BEIJING -- Chinese Foreign Minister Yang Jiechi met US Secretary of State Hillary Clinton on Saturday morning, both pledging to upgrade bilateral ties in dealing with common challenges.
US Secretary of State Hillary Clinton (L) is greeted by Chinese Foreign Minister Yang Jiechi in Beijing February 21, 2009. [Agencies]
"As we start the new administration of President Obama, we want to deepen and broaden our relationship," said Clinton who arrived here Friday night after her tour to Indonesia, the Republic of Korea, and Japan.
This marked the beginning of face-to-face diplomacy between the two countries since the Obama administration took office last month.
Clinton said she believes the US and China have established a solid foundation for the relationship, but there is "much more to be done".
Yang said Chinese President Hu Jintao has exchanged views with his US counterpart Barack Obama by phone and other means after he took office, reaching consensus on further promoting Sino-US relations in the new era.
Yang expressed appreciation for the long-time contribution by Clinton to enhancing Sino-US relations.

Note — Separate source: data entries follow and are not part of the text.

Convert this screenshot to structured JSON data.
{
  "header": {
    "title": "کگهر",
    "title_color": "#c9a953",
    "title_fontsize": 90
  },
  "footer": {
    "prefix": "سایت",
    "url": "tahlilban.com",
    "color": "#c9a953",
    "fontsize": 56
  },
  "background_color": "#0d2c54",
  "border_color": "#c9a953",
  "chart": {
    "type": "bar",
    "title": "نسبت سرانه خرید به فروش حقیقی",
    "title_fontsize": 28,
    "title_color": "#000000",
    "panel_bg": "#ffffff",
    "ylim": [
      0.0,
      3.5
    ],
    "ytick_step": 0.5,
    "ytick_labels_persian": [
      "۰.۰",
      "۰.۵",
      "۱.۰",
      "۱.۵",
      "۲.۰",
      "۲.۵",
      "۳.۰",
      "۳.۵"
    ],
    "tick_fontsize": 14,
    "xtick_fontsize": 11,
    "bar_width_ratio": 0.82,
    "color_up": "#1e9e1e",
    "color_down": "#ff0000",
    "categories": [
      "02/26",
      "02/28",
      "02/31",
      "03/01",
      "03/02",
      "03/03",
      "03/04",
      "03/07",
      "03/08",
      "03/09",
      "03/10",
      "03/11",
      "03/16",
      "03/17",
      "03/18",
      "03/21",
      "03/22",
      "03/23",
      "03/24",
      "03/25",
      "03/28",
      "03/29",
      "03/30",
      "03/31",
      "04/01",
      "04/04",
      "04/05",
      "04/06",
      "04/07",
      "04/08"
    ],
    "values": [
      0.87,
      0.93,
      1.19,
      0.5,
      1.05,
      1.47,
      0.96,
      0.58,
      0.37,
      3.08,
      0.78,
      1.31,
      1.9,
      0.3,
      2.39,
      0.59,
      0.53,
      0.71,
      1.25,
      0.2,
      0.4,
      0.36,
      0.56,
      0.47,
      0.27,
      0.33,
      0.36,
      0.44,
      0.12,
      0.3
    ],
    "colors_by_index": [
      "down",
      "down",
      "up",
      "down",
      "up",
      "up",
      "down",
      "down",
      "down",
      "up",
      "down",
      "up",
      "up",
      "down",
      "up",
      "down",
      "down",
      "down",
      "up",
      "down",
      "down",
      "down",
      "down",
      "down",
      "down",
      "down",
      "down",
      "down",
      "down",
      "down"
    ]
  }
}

"I expect to establish a good working relationship with you for the promotion of exchanges and cooperation between our two countries", Yang said.
He said Chinese government has valued relations with the United States, and as the largest developing country and the largest developed one, China and the United States should and are able to establish a "long-term, stable, healthy and developing relations."
Entering 21st century in particular, the two countries share more common interests and have a broader foundation for cooperation while confronting the pressing global challenges, Yang said.
"The current situation calls upon us to strengthen dialogue and exchanges, increase mutual trust and cooperation, and to upgrade the bilateral ties to a new height," Yang said.
Clinton was scheduled to meet with Chinese President Hu Jintao, Premier Wen Jiabao and State Councilor Dai Bingguo later Saturday.
She will also visit a clean thermal power plant built with U.S. and Chinese technology, which Clinton hailed as "an example of the kind of job-creating, bilateral, public-private collaboration that we need so much more of."